Symbian: clear buffer of RSocket object
I need to go back to Symbian sockets again. The code for setting up a connection to a remote server looks like this:
TInetAddr serverAddr;
TUint iPort=111;
TRequestStatus iStatus;
TSockXfrLength len;
TInt res = iSocketSrv.Connect();
res = iSocket.Open(iSocketSrv,KAfInet,KSockStream, KProtocolInetTcp);
res = iSocket.SetOpt(KSoTcpSendWinSize, KSolInetTcp, 0x10000);
serverAddr.SetPort(iPort);
serverAddr.SetAddress(INET_ADDR(11,11,179,154));
iSocket.Connect(serverAddr,iStatus);
User::WaitForRequest(iStatus);
In iSocket, I get variable size packets. In a very few cases, it happens that such a package is damaged. What I would like to do is clear all data that is currently in the iSocket buffer and be ready to read. I have not seen any RSocket method that allows me to flush the contents of a buffer. Does anyone know how to do this? If possible, I would like to avoid using RecvOneOrMore () or a similar recv function to clear the buffer
thank
You don't have to do what you ask. Receiving corrupted data is a sign that the application on the other end is malfunctioning, so this is an application-level problem, not a transport-level problem. You should, in your application protocol, which you built on top of TCP, include an explicit error message that you can use in this situation to communicate the other end of the situation (if you are trying to find some form of reliability). Since you apparently have certain message boundaries in your application protocol, there is no need to close the connection, just discard the corrupted message by reading the bytes to the next message boundary and continue processing normally from that point on.
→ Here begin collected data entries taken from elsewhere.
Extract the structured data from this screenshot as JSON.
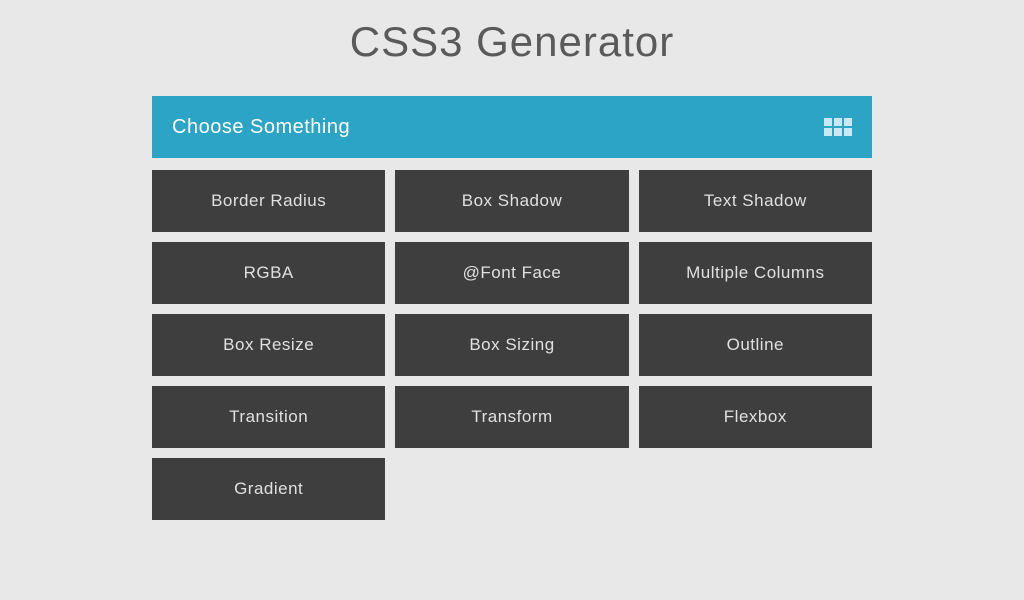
{
  "title": "CSS3 Generator",
  "header": {
    "label": "Choose Something"
  },
  "options": [
    "Border Radius",
    "Box Shadow",
    "Text Shadow",
    "RGBA",
    "@Font Face",
    "Multiple Columns",
    "Box Resize",
    "Box Sizing",
    "Outline",
    "Transition",
    "Transform",
    "Flexbox",
    "Gradient"
  ]
}
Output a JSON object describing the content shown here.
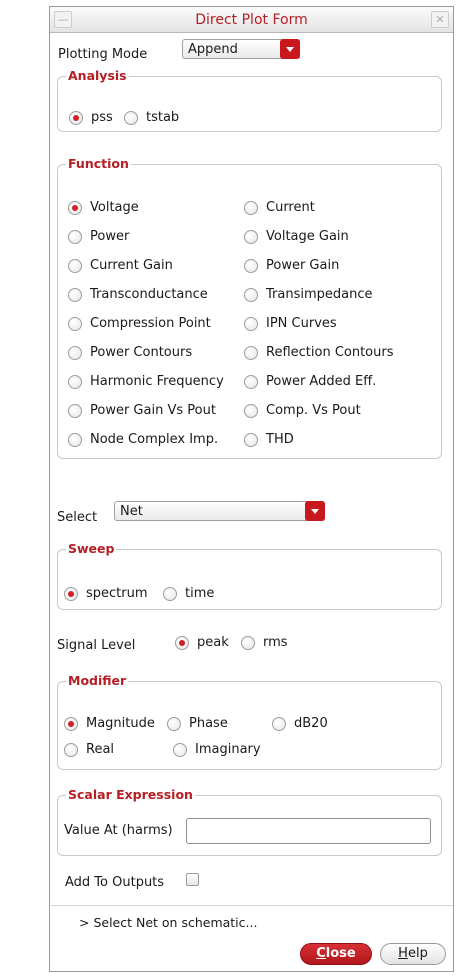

Also, flushing the receive buffer would be the wrong thing to do, even if you can. TCP is a byte stream protocol, so it has no concept of message boundaries. At any given moment, the receive buffer will contain a few bytes, which does not guarantee any correspondence to the application's message boundaries, so flushing can get rid of many correct messages and possibly leave only a partial message for the next read. (This is a common mistake made by novice network programmers, by the way, because if your application only communicates very infrequently, it may seem like TCP is being preserved by message boundaries. But it does, and assuming it really bites you.)